Typically, these computes are designed to handle massive amounts of data. However, it is not uncommon to find oneself processing very small files. At times, it may seem excessive to initiate a cluster just to address a simple/trivial question from a small dataset stored in a Delta Lake. To mitigate this issue, serverless services can offer a solution. In certain cases, if governance permits, the most convenient approach would be for your workstation to directly read from a Delta Lake.
Lately it has caught my attention Delta.io (the organisation behind Delta Lake), has released a python library based on Delta-RS. A rust-library for Delta Lakes. This library can access Delta Lakes, without the need for clusters. It just requires a python installation. In it-self it is very easy to use, but I have only seen examples pointing to local storage. It would make the most sense to use, if you can access a Data Lake House. Often in my cases these would be on an Azure Data Lake.
The example of accessing a Delta Lake on an Azure Data Lake
- We are going to read some data with Pandas from the Azure Data Lake. This not the primary example, it is just to get some data, to save to Delta. I used The NYC Taxi dataset, which I had by coincidence on a data lake as parquet. Any dataset will work.
- We are going to save the data into a Delta Lake on Azure Data Lake.
- We are going to read the saved data from the Delta Lake on Azure Data Lake.

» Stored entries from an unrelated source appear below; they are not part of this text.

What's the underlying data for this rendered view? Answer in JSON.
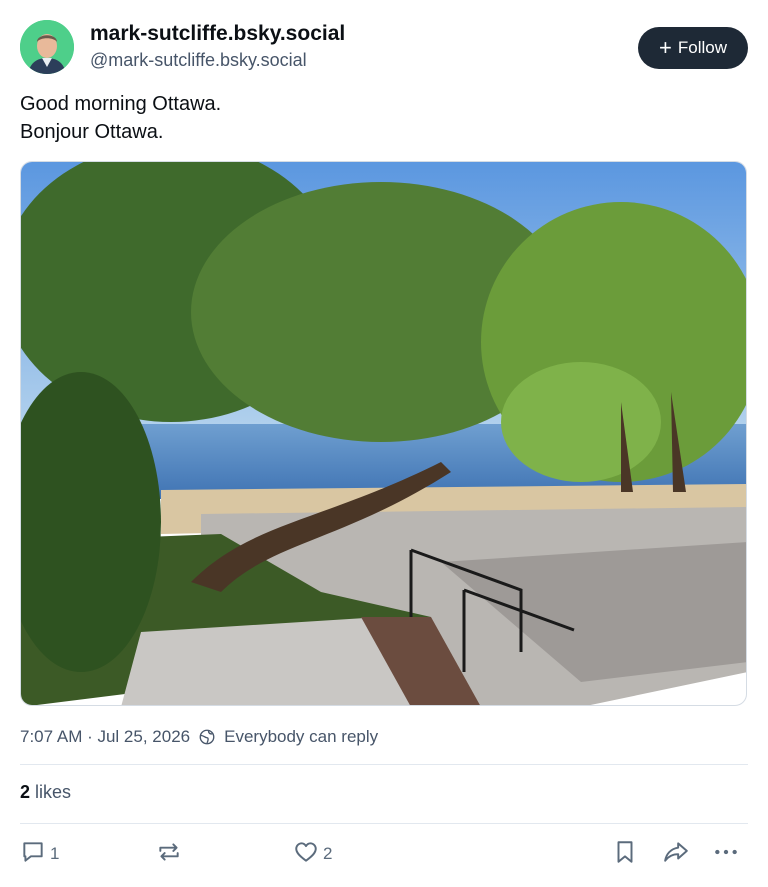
{
  "author": {
    "display_name": "mark-sutcliffe.bsky.social",
    "handle": "@mark-sutcliffe.bsky.social",
    "avatar_bg": "#4ecf8a"
  },
  "follow_button": {
    "icon": "plus-icon",
    "label": "Follow",
    "bg": "#1e2936"
  },
  "post": {
    "lines": [
      "Good morning Ottawa.",
      "Bonjour Ottawa."
    ]
  },
  "meta": {
    "timestamp": "7:07 AM · Jul 25, 2026",
    "reply_setting_icon": "globe-icon",
    "reply_setting": "Everybody can reply"
  },
  "likes": {
    "count": "2",
    "label": "likes"
  },
  "actions": {
    "reply": {
      "icon": "comment-icon",
      "count": "1"
    },
    "repost": {
      "icon": "repost-icon",
      "count": ""
    },
    "like": {
      "icon": "heart-icon",
      "count": "2"
    },
    "bookmark": {
      "icon": "bookmark-icon"
    },
    "share": {
      "icon": "share-icon"
    },
    "more": {
      "icon": "more-icon"
    }
  }
}
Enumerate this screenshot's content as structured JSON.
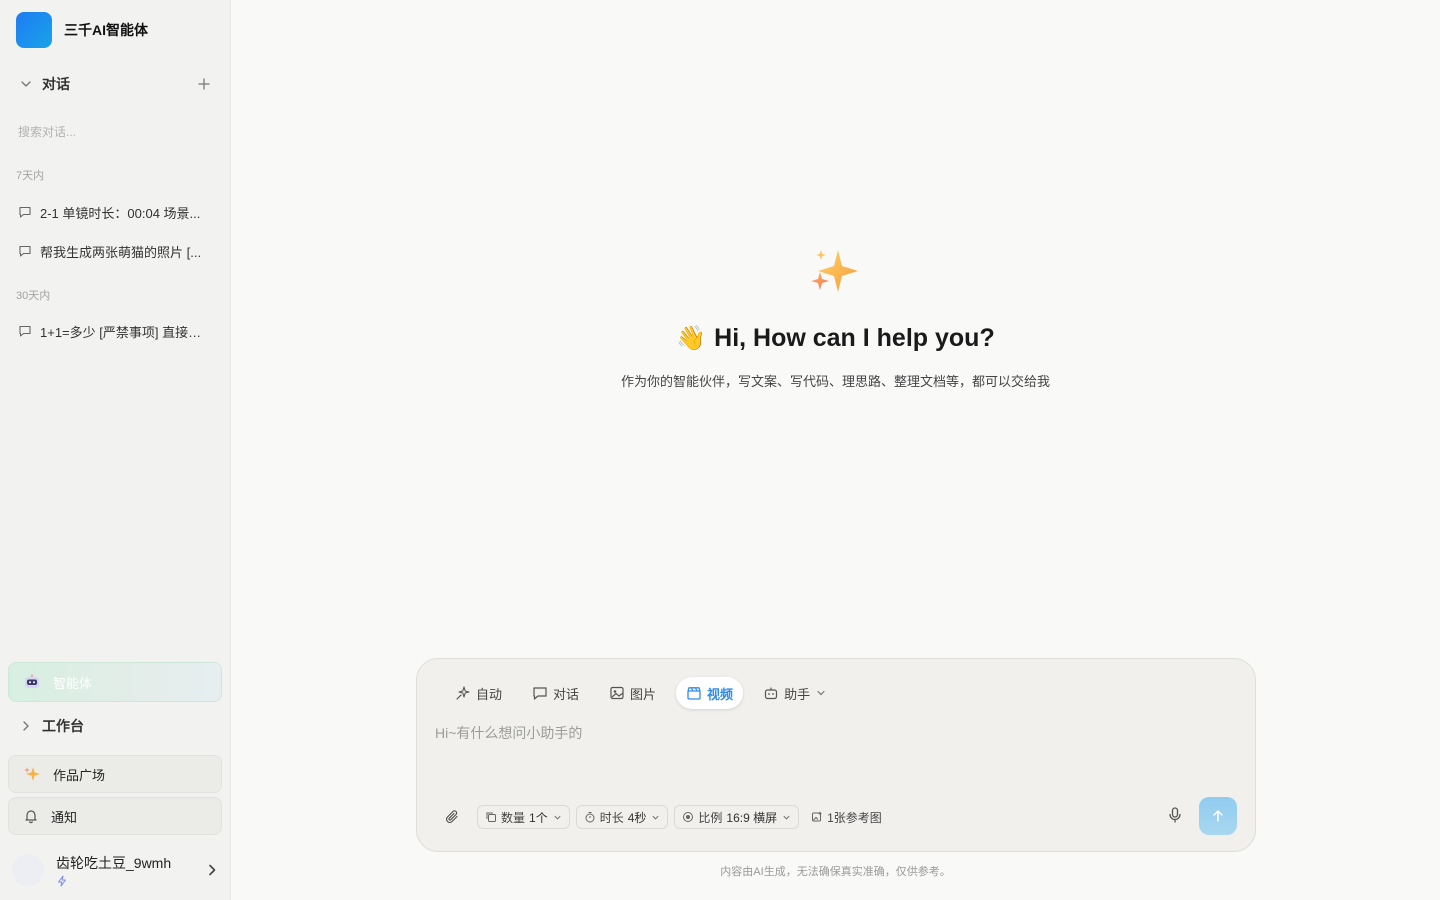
{
  "app": {
    "name": "三千AI智能体"
  },
  "sidebar": {
    "section_title": "对话",
    "search_placeholder": "搜索对话...",
    "groups": [
      {
        "label": "7天内",
        "items": [
          "2-1 单镜时长：00:04 场景...",
          "帮我生成两张萌猫的照片 [..."
        ]
      },
      {
        "label": "30天内",
        "items": [
          "1+1=多少 [严禁事项] 直接生..."
        ]
      }
    ],
    "agent_label": "智能体",
    "workbench_label": "工作台",
    "gallery_label": "作品广场",
    "notify_label": "通知",
    "user": {
      "name": "齿轮吃土豆_9wmh"
    }
  },
  "main": {
    "greeting_emoji": "👋",
    "greeting": "Hi, How can I help you?",
    "subtitle": "作为你的智能伙伴，写文案、写代码、理思路、整理文档等，都可以交给我",
    "modes": [
      {
        "label": "自动",
        "icon": "auto-sparkle-icon",
        "active": false
      },
      {
        "label": "对话",
        "icon": "chat-icon",
        "active": false
      },
      {
        "label": "图片",
        "icon": "image-icon",
        "active": false
      },
      {
        "label": "视频",
        "icon": "video-icon",
        "active": true
      },
      {
        "label": "助手",
        "icon": "robot-icon",
        "active": false
      }
    ],
    "prompt_placeholder": "Hi~有什么想问小助手的",
    "options": {
      "count_label": "数量",
      "count_value": "1个",
      "duration_label": "时长",
      "duration_value": "4秒",
      "ratio_label": "比例",
      "ratio_value": "16:9 横屏",
      "reference": "1张参考图"
    },
    "disclaimer": "内容由AI生成，无法确保真实准确，仅供参考。"
  },
  "colors": {
    "accent": "#2f8cec",
    "brand": "#1e7cf2",
    "send_button": "#a0d2ef",
    "agent_bg": "#d7efe1"
  }
}
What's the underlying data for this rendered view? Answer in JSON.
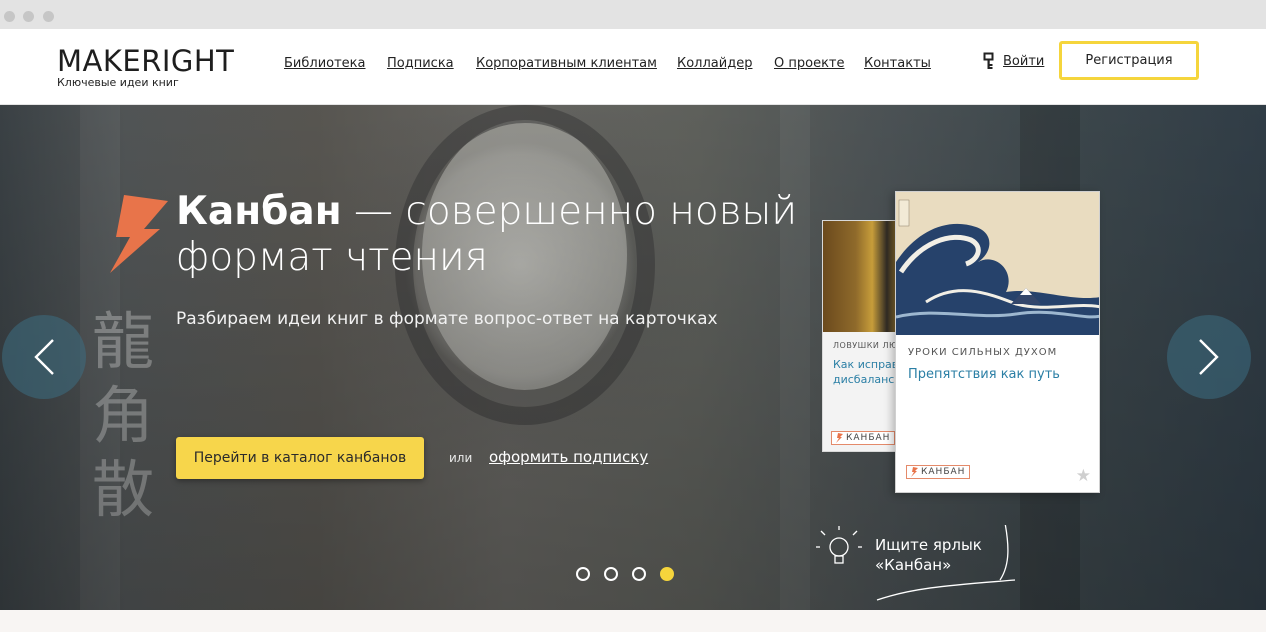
{
  "header": {
    "logo_title": "MAKERIGHT",
    "logo_subtitle": "Ключевые идеи книг",
    "nav": [
      {
        "label": "Библиотека"
      },
      {
        "label": "Подписка"
      },
      {
        "label": "Корпоративным клиентам"
      },
      {
        "label": "Коллайдер"
      },
      {
        "label": "О проекте"
      },
      {
        "label": "Контакты"
      }
    ],
    "login_label": "Войти",
    "register_label": "Регистрация"
  },
  "hero": {
    "title_bold": "Канбан",
    "title_rest": " — совершенно новый формат чтения",
    "subtitle": "Разбираем идеи книг в формате вопрос-ответ на карточках",
    "cta_label": "Перейти в каталог канбанов",
    "or_label": "или",
    "subscribe_label": "оформить подписку",
    "hint_line1": "Ищите ярлык",
    "hint_line2": "«Канбан»",
    "slides_total": 4,
    "active_slide": 4
  },
  "cards": {
    "back": {
      "label": "ЛОВУШКИ ЛЮБ",
      "title_line1": "Как исправи",
      "title_line2": "дисбаланс в",
      "badge": "КАНБАН"
    },
    "front": {
      "label": "УРОКИ СИЛЬНЫХ ДУХОМ",
      "title": "Препятствия как путь",
      "badge": "КАНБАН"
    }
  },
  "colors": {
    "accent_yellow": "#f5d53c",
    "link_blue": "#2b7fa5",
    "bolt_orange": "#e8744a"
  }
}
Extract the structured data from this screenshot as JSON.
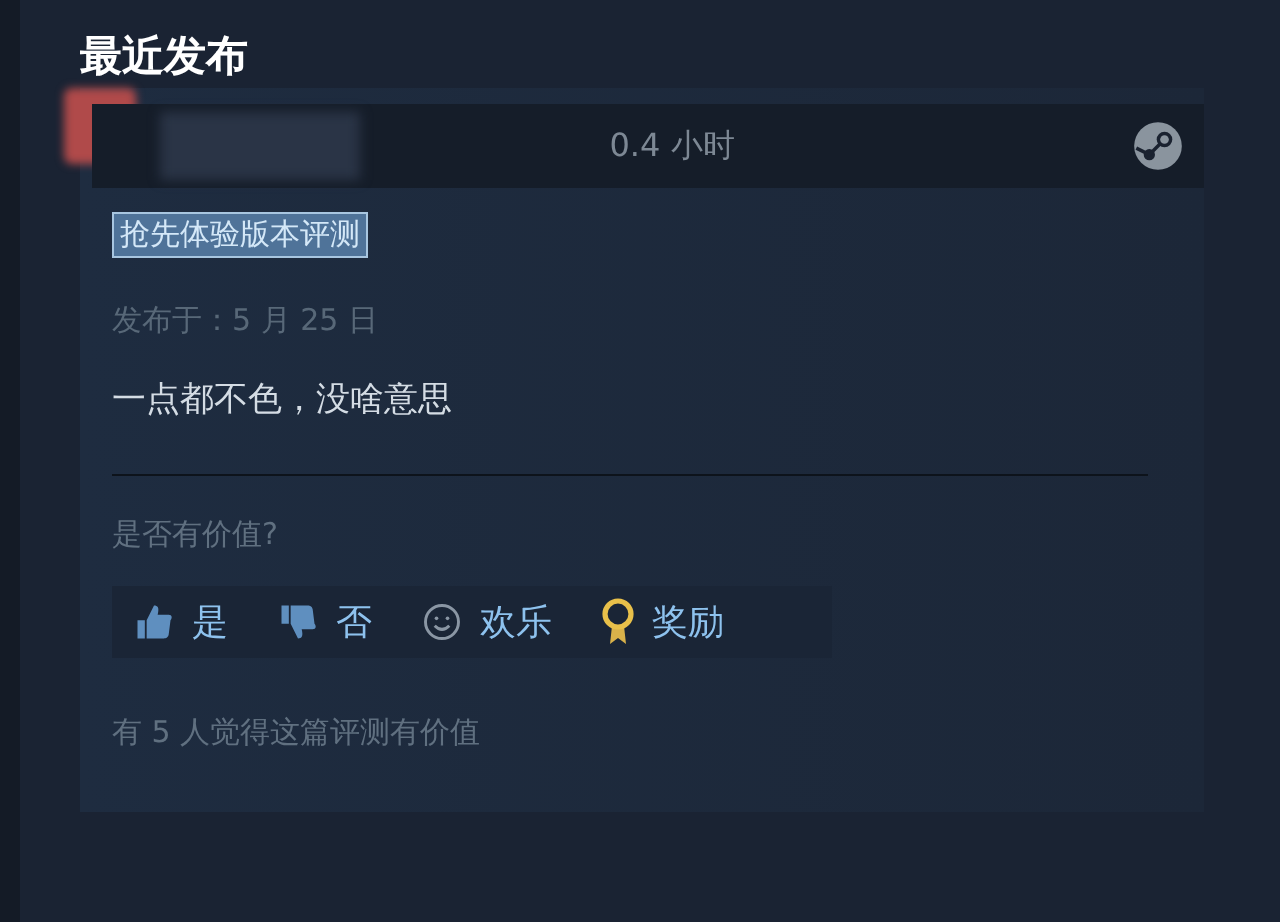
{
  "section_title": "最近发布",
  "review": {
    "playtime": "0.4 小时",
    "tag": "抢先体验版本评测",
    "posted": "发布于：5 月 25 日",
    "text": "一点都不色，没啥意思",
    "helpful_prompt": "是否有价值?",
    "actions": [
      {
        "kind": "thumb-up",
        "label": "是"
      },
      {
        "kind": "thumb-down",
        "label": "否"
      },
      {
        "kind": "smile",
        "label": "欢乐"
      },
      {
        "kind": "award",
        "label": "奖励"
      }
    ],
    "helpful_count": "有 5 人觉得这篇评测有价值"
  }
}
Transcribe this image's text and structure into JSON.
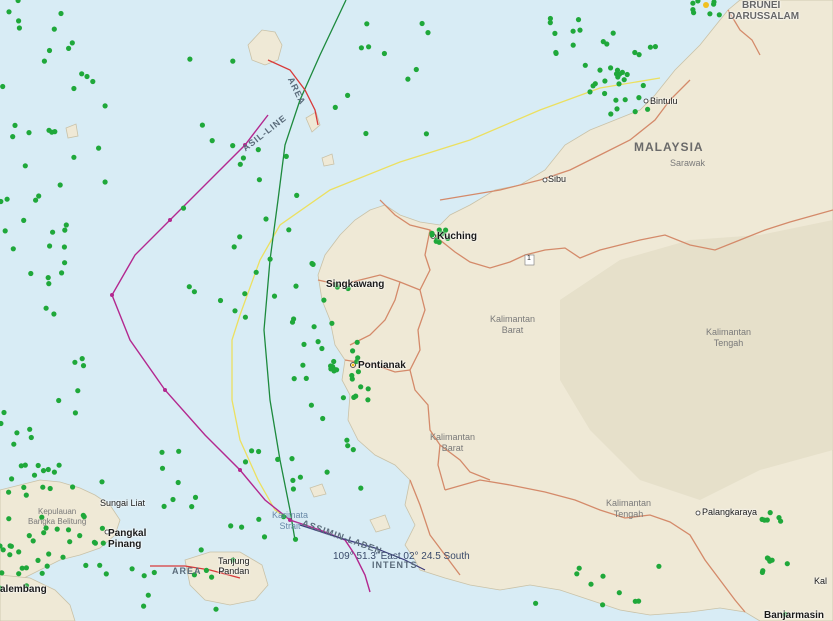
{
  "labels": {
    "brunei": "BRUNEI",
    "darussalam": "DARUSSALAM",
    "malaysia": "MALAYSIA",
    "sarawak": "Sarawak",
    "kuching": "Kuching",
    "sibu": "Sibu",
    "bintulu": "Bintulu",
    "singkawang": "Singkawang",
    "pontianak": "Pontianak",
    "kalbar1": "Kalimantan\nBarat",
    "kalbar2": "Kalimantan\nBarat",
    "kalteng1": "Kalimantan\nTengah",
    "kalteng2": "Kalimantan\nTengah",
    "palangkaraya": "Palangkaraya",
    "banjarmasin": "Banjarmasin",
    "kepulauan": "Kepulauan\nBangka Belitung",
    "sungailiat": "Sungai Liat",
    "pangkalpinang": "Pangkal\nPinang",
    "tanjungpandan": "Tanjung\nPandan",
    "palembang": "alembang",
    "karimata": "Karimata\nStrait",
    "kal_edge": "Kal",
    "asil_line": "ASIL-LINE",
    "area_top": "AREA",
    "area_bottom": "AREA",
    "assimin": "ASSIMIN-LADEN",
    "intents": "INTENTS",
    "coord_readout": "109° 51.3' East 02° 24.5 South",
    "road_shield": "1"
  },
  "colors": {
    "sea": "#d8ecf5",
    "land": "#efe9d8",
    "ship": "#1fa83a",
    "border": "#d48a6a",
    "line_magenta": "#b3288f",
    "line_green": "#1d8a3d",
    "line_yellow": "#f0e060",
    "line_red": "#d83a3a"
  }
}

In this specific example, you’ll need an Azure Service Principle. Ideally, you should be able to access it using DefaultCredentials from an ‘az login’, but unfortunately, that part seems to have some bugs in the Delta Lake library. So, for now, the only way to access the data lake using the Delta library is by using an Azure Service Principle. But hey, the good news is that it works perfectly fine with pandas!
First the dependencies:
pip install deltalake
pip install pandas
pip install fsspec
pip install adlfs
fsspec and adlfs are soft required by Delta Lake and Pandas for making the connection to the Azure Data Lake.
import pandas as pd
import pyarrow as pa
from deltalake.writer import write_deltalake
from deltalake import DeltaTable
#We are configuring our storage options with the Azure Service Principal's credentials.
#Remember to assign the BLOB_STORAGE_CONTRIBUTER role for the data lake to the principal
storage_options={'tenant_id': <tenant_id>, 'client_id': <client_id>, 'client_secret': <client_secret> }
#Unfortunately the delta lake lib has bug, else by setting anon to false, we could have used DefaultCredentials/Personal account and az login.
#When this is fixed, and you want to use it, remember the BLOB_STORAGE_CONTRIBUTER role.
#storage_options={'anon': False }
#Getting some example data with Pandas. When using pandas with Delta Lake, you can experince some of the original Pandas
#data types are not compatible with parquet. Setting dtype_backend tells Pandas to use arrow types(same as parquet), solving compability issues.
df = pd.read_parquet('abfss://<my_container>@<my_storage>.dfs.core.windows.net/SeattleSafety', dtype_backend='pyarrow', storage_options = storage_options)
#My dataset had some infering issues with these 2 columns. So great exapmle of how to change data types with pandas and arrow
df['year'] = df['year'].astype(pd.ArrowDtype(pa.int16()))
df['month'] = df['month'].astype(pd.ArrowDtype(pa.int16()))
#Writig the to the Delta Lake
write_deltalake("abfss://<my_container>@<my_storage>.dfs.core.windows.net/SeattleSafety_python", df, mode="append", storage_options=storage_options)
#'Reading from it'. It is lazy-loaded, so are actually not reading yet
df_delta = DeltaTable("abfss://<my_container>@<my_storage>.dfs.core.windows.net/SeattleSafety_python", storage_options=storage_options)
#We have different interfaces to out data. Calling one of these will start a load
df_pandas = df_delta.to_pandas()
arrow_ds = df_delta.to_pyarrow_dataset()
arrow_tbl = df_delta.to_pyarrow_table()